Stadtwerke Kiel / WindwärtsWindpark Thaden übernommen
Die Stadtwerke Kiel unterstützen den weiteren Ausbau der erneuerbaren Energien im nördlichsten Bundesland und investieren in vier Windkraftanlagen in den Gemeinden Thaden und Bendorf. Entwickelt wurde der Windpark von der Hannoveraner Projektentwicklungsgesellschaft Windwärts Energie, ein Partnerunternehmen der Stadtwerke Kiel innerhalb der MVV-Gruppe. Wie die beiden Unternehmen mitteilen, ist Windwärts Energie im Auftrag der Stadtwerke auch mit dem Bau der Anlagen betraut. „Mit dem Erwerb des Windparks Thaden bauen wir eine eigene Erzeugung im Bereich der erneuerbaren Energien auf“, sagt Frank Meier, Vorstandsvorsitzender der Stadtwerke Kiel. „Mit unserem Küstenkraftwerk haben wir schon einen großen Sprung im Rahmen der Energiewende getan. Gegenüber dem kohlebasierten Vorgängerkraftwerk sparen wir jährlich rund eine Million Tonnen CO2 in Kiel ein. Die geplanten vier Windkrafträder in Thaden und Bendorf leisten einen weiteren Beitrag im Rahmen unseres Klimaschutzes“, ergänzt Jörg Teupen, Vorstand Technik und Personal der Stadtwerke Kiel.

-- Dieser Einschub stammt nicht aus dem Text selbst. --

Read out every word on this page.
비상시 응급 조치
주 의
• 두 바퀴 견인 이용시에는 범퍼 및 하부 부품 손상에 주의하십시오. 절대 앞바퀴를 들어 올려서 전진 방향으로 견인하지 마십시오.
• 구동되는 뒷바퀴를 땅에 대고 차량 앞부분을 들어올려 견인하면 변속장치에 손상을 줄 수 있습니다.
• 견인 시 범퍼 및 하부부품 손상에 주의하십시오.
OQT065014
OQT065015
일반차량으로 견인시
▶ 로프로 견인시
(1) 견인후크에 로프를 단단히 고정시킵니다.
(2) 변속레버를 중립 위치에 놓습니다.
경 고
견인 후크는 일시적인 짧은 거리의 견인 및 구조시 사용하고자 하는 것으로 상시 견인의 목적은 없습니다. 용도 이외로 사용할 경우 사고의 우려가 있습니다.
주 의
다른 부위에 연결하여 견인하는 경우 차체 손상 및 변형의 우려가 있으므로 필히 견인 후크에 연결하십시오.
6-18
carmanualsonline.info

Die vier Windkraftanlagen des Windparks Thaden verfügen über eine Gesamtleistung von 15 Megawatt. Dazu zählen in der Gemeinde Thaden zwei Anlagen vom Typ Vestas V-126 mit einer Gesamthöhe von 200 Metern und eine Anlage vom Typ Vestas V-136 mit einer Gesamthöhe von 180 Metern sowie in der Gemeinde Bendorf eine Anlage vom Typ V-126 mit einer Gesamthöhe von 200 Metern. Der Baubeginn ist für April und die Inbetriebnahme für Dezember 2021 geplant. Von diesem Zeitpunkt an produzieren die Windenergieanlagen jährlich rund 40 Millionen Kilowattstunden umwelt- und klimafreundlichen Strom und reduzieren so die CO2-Emissionen um mehr als 35.000 Tonnen pro Jahr. Mit dem regenerativ aus Windenergie gewonnenen Ökostrom werden rein rechnerisch rund 12.000 Haushalte versorgt. „Mit den Stadtwerken Kiel haben wir den idealen Käufer für den Windpark Thaden gefunden. Wir freuen uns, den Windpark in die Hände eines lokalen Energieversorgers übergeben zu können, der auf Nachhaltigkeit setzt“, sagt Björn Wenzlaff, Geschäftsführer von Windwärts Energie. Auch die Bürgerinnen und Bürger vor Ort werden abhängig vom Hauptwohnsitz an dem neuen Windpark finanziell teilhaben und sich zu einem späteren Zeitpunkt mit einem so genannten Windsparbrief beteiligen können.